The storage format of the file is as uid, vid, pid, the fields are separated by commas,

the storage format of the outformat has only 2 class name values, and the class name values are separated by commas to respectively represent a compression format and a storage format.

Meanwhile, the invention also discloses a general original log cleaning method which comprises the following steps,

configuring and storing a plurality of cleaning tasks corresponding to the metadata one by one and storage paths, storage formats and compression formats corresponding to each cleaning task; the configuration is stored using a zookeeper.

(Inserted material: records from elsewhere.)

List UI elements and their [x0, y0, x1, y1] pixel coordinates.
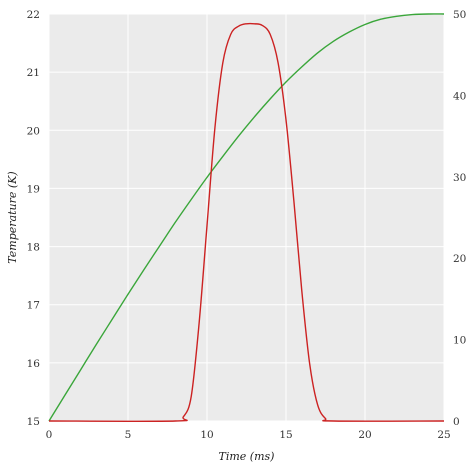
y2-tick-label: 30: [453, 172, 466, 184]
y2-tick-label: 0: [453, 416, 460, 428]
y2-tick-label: 50: [453, 9, 466, 21]
plot-background: [49, 14, 444, 421]
y2-tick-label: 40: [453, 90, 466, 102]
gridlines: [48, 13, 445, 422]
y-tick-label: 18: [27, 242, 40, 254]
tick-labels: 0 5 10 15 20 25 15 16 17 18 19 20 21 22 0 10 20 30 40 50: [27, 9, 467, 441]
y-tick-label: 20: [27, 125, 40, 137]
series-layer: [48, 13, 445, 423]
series-line-left-axis: [48, 13, 445, 422]
x-tick-label: 15: [279, 429, 292, 441]
y-tick-label: 16: [27, 358, 41, 370]
y2-tick-label: 10: [453, 335, 466, 347]
y-tick-label: 22: [27, 9, 40, 21]
x-tick-label: 0: [46, 429, 53, 441]
series-line-right-axis: [48, 22, 445, 423]
y-tick-label: 15: [27, 416, 40, 428]
x-tick-label: 25: [437, 429, 450, 441]
y-tick-label: 17: [27, 300, 40, 312]
x-tick-label: 10: [200, 429, 213, 441]
x-tick-label: 5: [125, 429, 132, 441]
y-tick-label: 21: [27, 67, 40, 79]
y2-tick-label: 20: [453, 253, 466, 265]
x-tick-label: 20: [358, 429, 371, 441]
y-tick-label: 19: [27, 183, 40, 195]
y-axis-label: Temperature (K): [6, 171, 19, 263]
x-axis-label: Time (ms): [219, 450, 275, 463]
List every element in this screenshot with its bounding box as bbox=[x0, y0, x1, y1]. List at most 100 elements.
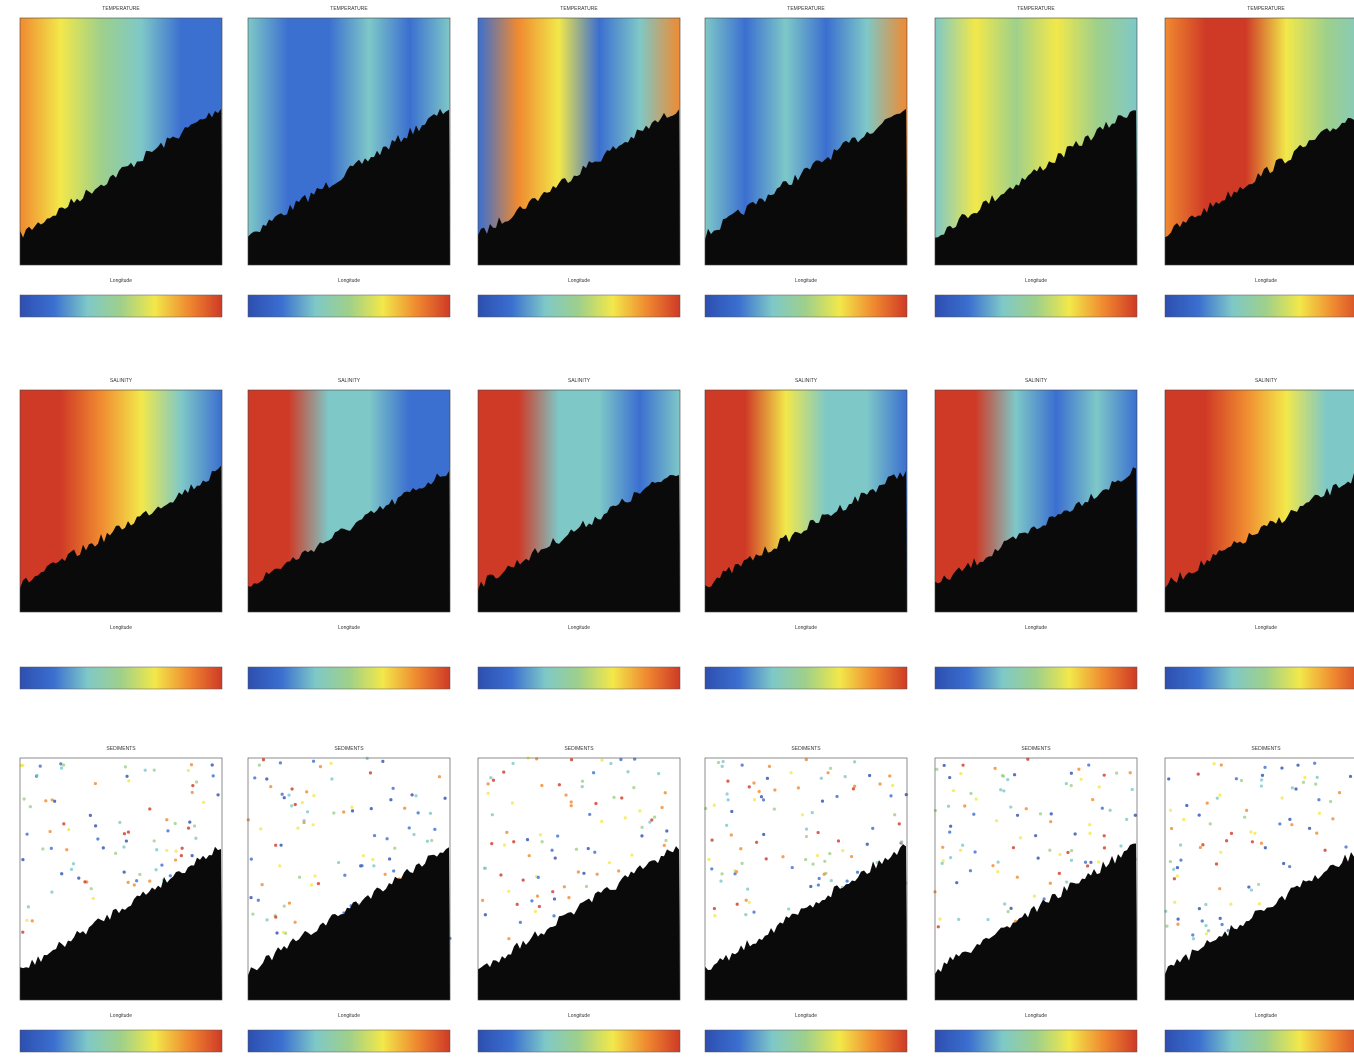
dot bbox=[294, 921, 297, 924]
dot bbox=[481, 899, 484, 902]
dot bbox=[1318, 812, 1321, 815]
dot bbox=[713, 804, 716, 807]
dot bbox=[1204, 924, 1207, 927]
dot bbox=[51, 798, 54, 801]
dot bbox=[62, 763, 65, 766]
dot bbox=[817, 883, 820, 886]
panel-title: SEDIMENTS bbox=[1021, 746, 1051, 752]
dot bbox=[727, 798, 730, 801]
dot bbox=[1066, 851, 1069, 854]
colorbar bbox=[935, 295, 1137, 317]
dot bbox=[507, 937, 510, 940]
dot bbox=[1070, 849, 1073, 852]
colorbar bbox=[20, 295, 222, 317]
panel: SEDIMENTSLongitude bbox=[247, 746, 452, 1052]
dot bbox=[114, 852, 117, 855]
dot bbox=[124, 765, 127, 768]
dot bbox=[837, 839, 840, 842]
dot bbox=[600, 759, 603, 762]
dot bbox=[262, 758, 265, 761]
dot bbox=[592, 771, 595, 774]
dot bbox=[1198, 814, 1201, 817]
dot bbox=[538, 905, 541, 908]
dot bbox=[1034, 834, 1037, 837]
dot bbox=[829, 767, 832, 770]
panel-title: TEMPERATURE bbox=[1247, 6, 1285, 12]
dot bbox=[279, 844, 282, 847]
dot bbox=[805, 835, 808, 838]
colorbar bbox=[248, 667, 450, 689]
dot bbox=[1088, 823, 1091, 826]
dot bbox=[426, 840, 429, 843]
dot bbox=[948, 776, 951, 779]
dot bbox=[835, 795, 838, 798]
dot bbox=[430, 839, 433, 842]
dot bbox=[553, 897, 556, 900]
dot bbox=[641, 826, 644, 829]
dot bbox=[768, 765, 771, 768]
dot bbox=[748, 901, 751, 904]
dot bbox=[372, 864, 375, 867]
dot bbox=[1077, 768, 1080, 771]
dot bbox=[1281, 796, 1284, 799]
dot bbox=[811, 811, 814, 814]
dot bbox=[781, 855, 784, 858]
dot bbox=[102, 846, 105, 849]
dot bbox=[730, 833, 733, 836]
dot bbox=[653, 816, 656, 819]
dot bbox=[949, 856, 952, 859]
dot bbox=[1282, 862, 1285, 865]
dot bbox=[1131, 788, 1134, 791]
dot bbox=[726, 780, 729, 783]
dot bbox=[1316, 776, 1319, 779]
dot bbox=[181, 847, 184, 850]
dot bbox=[1260, 778, 1263, 781]
dot bbox=[392, 869, 395, 872]
dot bbox=[593, 851, 596, 854]
dot bbox=[283, 796, 286, 799]
dot bbox=[48, 830, 51, 833]
dot bbox=[29, 805, 32, 808]
dot bbox=[1006, 778, 1009, 781]
dot bbox=[626, 770, 629, 773]
dot bbox=[624, 816, 627, 819]
dot bbox=[567, 896, 570, 899]
dot bbox=[366, 757, 369, 760]
dot bbox=[490, 842, 493, 845]
dot bbox=[274, 916, 277, 919]
dot bbox=[752, 781, 755, 784]
dot bbox=[190, 763, 193, 766]
dot bbox=[762, 798, 765, 801]
dot bbox=[1164, 910, 1167, 913]
dot bbox=[65, 848, 68, 851]
dot bbox=[596, 873, 599, 876]
dot bbox=[975, 798, 978, 801]
dot bbox=[70, 868, 73, 871]
dot bbox=[1115, 772, 1118, 775]
dot bbox=[1207, 929, 1210, 932]
dot bbox=[1296, 764, 1299, 767]
dot bbox=[554, 856, 557, 859]
dot bbox=[258, 764, 261, 767]
dot bbox=[92, 897, 95, 900]
panel-title: SALINITY bbox=[110, 378, 133, 384]
panel-title: TEMPERATURE bbox=[1017, 6, 1055, 12]
dot bbox=[1058, 872, 1061, 875]
panel: SEDIMENTSLongitude bbox=[704, 746, 908, 1052]
colorbar bbox=[248, 1030, 450, 1052]
dot bbox=[755, 841, 758, 844]
dot bbox=[536, 894, 539, 897]
dot bbox=[313, 874, 316, 877]
dot bbox=[123, 832, 126, 835]
dot bbox=[1329, 800, 1332, 803]
dot bbox=[665, 829, 668, 832]
dot bbox=[50, 891, 53, 894]
dot bbox=[526, 838, 529, 841]
dot bbox=[617, 869, 620, 872]
dot bbox=[125, 775, 128, 778]
dot bbox=[612, 796, 615, 799]
dot bbox=[1245, 809, 1248, 812]
dot bbox=[828, 852, 831, 855]
dot bbox=[1002, 789, 1005, 792]
dot bbox=[1331, 817, 1334, 820]
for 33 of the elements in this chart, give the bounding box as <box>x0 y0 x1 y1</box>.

And identifying corresponding metadata according to the log type, completing the cleaning step by adopting a Mapreduce program according to the cleaning task configuration, and performing preset storage, and simultaneously, automatically judging the number of the products by the Mapreduce program according to the size of the input data so as to produce a block file with a proper size.

The number of reduce= (total size of input data/size of hdfs block 3 (default block size is 128 m)) +1

Where 3 is the compression ratio, this value can be adjusted to make the size of the file produced by each reduction as small as possible, according to the compression algorithm, slightly smaller than the block size.

Before the cleaning operation is submitted, the configuration information of the zookeeper is read according to the cleaning task information, the compression and storage configuration is found first and used for submitting the cleaning operation, and in the Mapreduce stage, the configuration information of the field of the zookeeper and the regular matching relation are read according to the cleaning task information, so that the cleaning of the data is completed. The principle of Mapreduce is not discussed here, but is not a key technical point of this invention, and only uses these techniques. The invention improves the development efficiency, automatically optimizes the size of the hdfs block and reduces the probability of mistakes made by some new staff.

The foregoing is merely a preferred embodiment of the present invention and it should be noted that modifications and adaptations to those skilled in the art may be made without departing from the principles of the present invention, which are intended to be comprehended within the scope of the present invention.

Claims

1. A general original log cleaning method is characterized by comprising the following steps of,

configuring and storing a plurality of cleaning tasks corresponding to metadata one by one and storage paths, storage formats and compression formats corresponding to each cleaning task, wherein the configuration is stored by adopting a zookeeper;

and identifying corresponding metadata according to the log type, completing a cleaning step by adopting a mapreduce program according to the cleaning task configuration, performing preset storage, structuring an irregular log by the mapreduce program, and storing the structured log into hdfs for later use according to a self-defined storage format and a compression format, wherein in the cleaning step, the mapreduce program automatically judges the number of products according to the size of input data, and the number of products= (the total size of the input data/the size of hdfs block is 3) +1.

2. The universal raw journal cleaning method as set forth in claim 1, wherein the data to be cleaned is stored in an hfs directory.